Both variants requested elevated permissions (id-token: write and actions: read), enabling OIDC token theft for cloud identity impersonation. The base64-encoded bash payload conducted aggressive multi-phase credential harvesting once triggered, collecting:
- All CI environment variables,
/proc/*/environ, and PID 1 environment data - AWS credentials across all configured profiles
- GCP access tokens and live cloud metadata from AWS IMDSv2, GCP, and Azure IMDS endpoints
- SSH private keys, Docker auth configs,
.npmrc,.netrc, Kubernetes configs, Vault tokens, and Terraform credentials - Source code grep-scanned against 30+ regex patterns targeting API keys, JWTs, database strings, PEM keys, and cloud tokens
- GitHub Actions OIDC tokens enabling direct cloud identity impersonation without long-lived credentials
Downstream Impact: Tiledesk npm Package Poisoned
The attack’s most significant downstream impact targeted Tiledesk, an open-source live chat platform. The attacker compromised the Tiledesk GitHub repository and replaced the legitimate Docker build workflow with the Optimize-Build backdoor variant. The maintainer, unaware of the compromise, subsequently published @tiledesk/tiledesk-server versions 2.18.6 through 2.18.12 to the npm registry — propagating the backdoor to the public package registry. Application code remained untouched; only the CI workflow was modified, making detection extremely difficult.
Indicators of Compromise
- C2 Server: hxxp://216[.]126[.]225[.]129:8443
- Campaign ID: megalodon
- Author emails: build-system@noreply[.]dev, ci-bot@automated[.]dev
- Affected npm versions: @tiledesk/tiledesk-server 2.18.6–2.18.12
- Malicious commit: acac5a9854650c4ae2883c4740bf87d34120c038
Recommended Mitigations
Organizations should take the following steps immediately if any repository received commits from the identified author emails on May 18, 2026:
- Revert any malicious commits and audit all
.github/workflows/files for unauthorized changes. - Rotate all secrets accessible to GitHub Actions runners — tokens, API keys, SSH keys, and cloud credentials.

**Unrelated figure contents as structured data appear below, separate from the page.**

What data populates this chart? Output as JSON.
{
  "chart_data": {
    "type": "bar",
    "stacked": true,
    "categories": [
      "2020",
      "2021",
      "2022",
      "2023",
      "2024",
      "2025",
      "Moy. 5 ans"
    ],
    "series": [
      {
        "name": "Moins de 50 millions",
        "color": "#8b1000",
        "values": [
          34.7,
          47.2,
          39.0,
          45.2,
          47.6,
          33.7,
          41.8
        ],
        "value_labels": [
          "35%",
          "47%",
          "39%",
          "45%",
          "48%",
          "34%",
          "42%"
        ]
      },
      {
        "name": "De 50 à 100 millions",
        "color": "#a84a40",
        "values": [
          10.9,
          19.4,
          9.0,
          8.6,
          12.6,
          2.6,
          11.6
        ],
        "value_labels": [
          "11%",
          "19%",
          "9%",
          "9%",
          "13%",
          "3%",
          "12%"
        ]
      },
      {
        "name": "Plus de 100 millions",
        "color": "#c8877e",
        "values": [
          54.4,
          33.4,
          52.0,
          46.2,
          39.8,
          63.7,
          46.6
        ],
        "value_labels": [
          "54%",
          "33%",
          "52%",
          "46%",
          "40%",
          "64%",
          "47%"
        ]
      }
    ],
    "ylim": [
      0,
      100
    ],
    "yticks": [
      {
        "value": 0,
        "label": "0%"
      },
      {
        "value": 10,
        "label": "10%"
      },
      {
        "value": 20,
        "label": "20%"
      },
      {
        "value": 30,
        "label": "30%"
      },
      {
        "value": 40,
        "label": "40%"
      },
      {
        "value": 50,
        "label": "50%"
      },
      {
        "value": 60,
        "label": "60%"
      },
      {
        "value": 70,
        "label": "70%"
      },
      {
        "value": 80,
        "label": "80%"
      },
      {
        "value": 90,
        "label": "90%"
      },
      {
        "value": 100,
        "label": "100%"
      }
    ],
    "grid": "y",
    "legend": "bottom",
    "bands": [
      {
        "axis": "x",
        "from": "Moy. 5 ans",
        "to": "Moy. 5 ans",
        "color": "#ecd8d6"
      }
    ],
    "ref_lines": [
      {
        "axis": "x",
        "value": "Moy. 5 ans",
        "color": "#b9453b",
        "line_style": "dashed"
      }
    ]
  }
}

- Audit cloud access logs for anomalous OIDC token requests from unexpected workflow runs.
- Check the Actions tab for unexpected
workflow_dispatchexecutions that may indicate silent backdoor activation. - Pin GitHub Actions to specific commit SHAs rather than mutable version tags to prevent tag-based hijacking.
- Implement workflow approval gates for pull requests from external or first-time contributors.
- Deploy automated supply chain scanning tools capable of detecting base64-encoded payloads in workflow files.
SafeDep’s Malysis engine first flagged the campaign after detecting the encoded payload inside a bundled workflow file in the npm package — underscoring the critical role automated scanning plays in catching supply chain attacks that bypass traditional code review processes.